Kids aus der Brigittenau – und die Faszination des »Kalifates»

Von seinen Schützlingen ist noch keiner aus der Brigittenau ins syrische IS- «Kalifat» ausgereist, aber mit ausgeprägter Kriegsromantik von Kids muss sich der Sozialarbeiter Fabian Reicher sehr wohl auseinandersetzen. Reicher in einem Gespräch, das Kerstin Kellermann für den Augustin mit ihm führte: «Wenn wer nur auf die islamistische Ideologie steht, heißt es nicht automatisch, dass er in den Krieg zieht.»

Foto: Florian Fusco

Muss man sich die Wiener Brigittenau jetzt ähnlich wie die Banlieue von Marseille vorstellen?
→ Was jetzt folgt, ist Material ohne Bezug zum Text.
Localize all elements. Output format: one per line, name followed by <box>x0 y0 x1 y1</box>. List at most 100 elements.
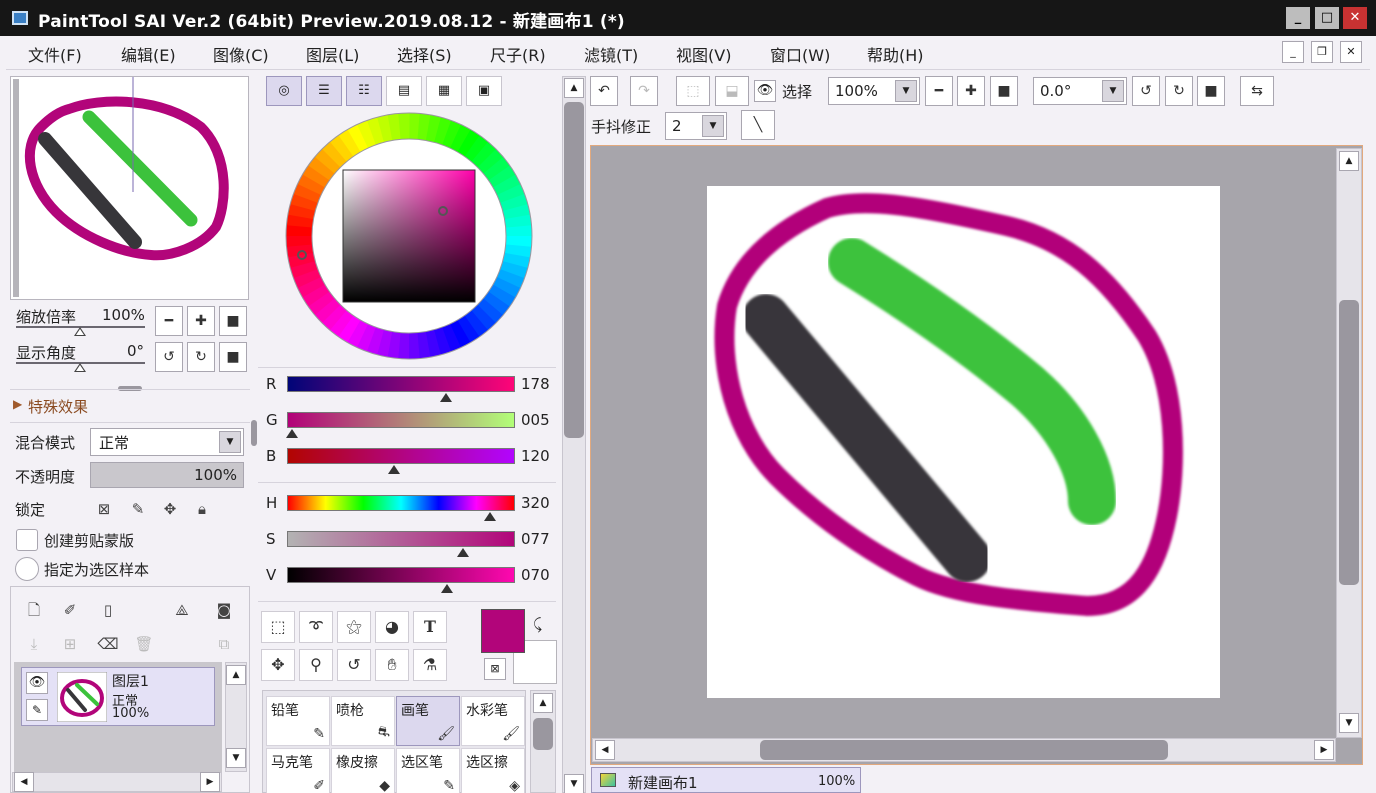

Nein, die Brigittenau ist keine Wiener Banlieue. Im Bezirk leben – bei aller sozialer Durchmischung – viele ökonomisch benachteiligte Menschen, er ist aber vom öffentlichen Raum her vielfältig, liegt zentral und hat trotzdem viele Grünflächen. Wir arbeiten hier mit ungefähr 500 Jugendlichen. Diejenigen, die mit Ideologien à la «Islamischer Staat» sympathisieren, machen hiervon eine sehr geringe Anzahl aus. Wirklich Richtung Syrien ausgereist sind hauptsächlich Menschen zwischen zwanzig und dreißig Jahren. Trotzdem wird die IS-Faszination zum Jugendthema gemacht, und das ist falsch aus meiner Sicht. Wir machen großteils aufsuchende Streetwork im Bezirk. Mit unseren Indoorangeboten haben wir ein Setting geschaffen, in dem alles gesagt werden darf, ohne dass es eine Sanktion gibt. Die einzige Sanktion ist, dass wir mit ihnen darüber reden. In diesem Raum müssen Jugendliche keine Angst haben, Themen anzusprechen. Deswegen kommen auch viele aus anderen Bezirken zu uns. Wir arbeiten mit dem Prinzip der Anonymität, und in sehr vielen Fällen kenne ich nur einen Spitznamen. Aber es gibt natürlich eine Vielzahl von Migrations-Hintergründen, es ist so ziemlich alles dabei.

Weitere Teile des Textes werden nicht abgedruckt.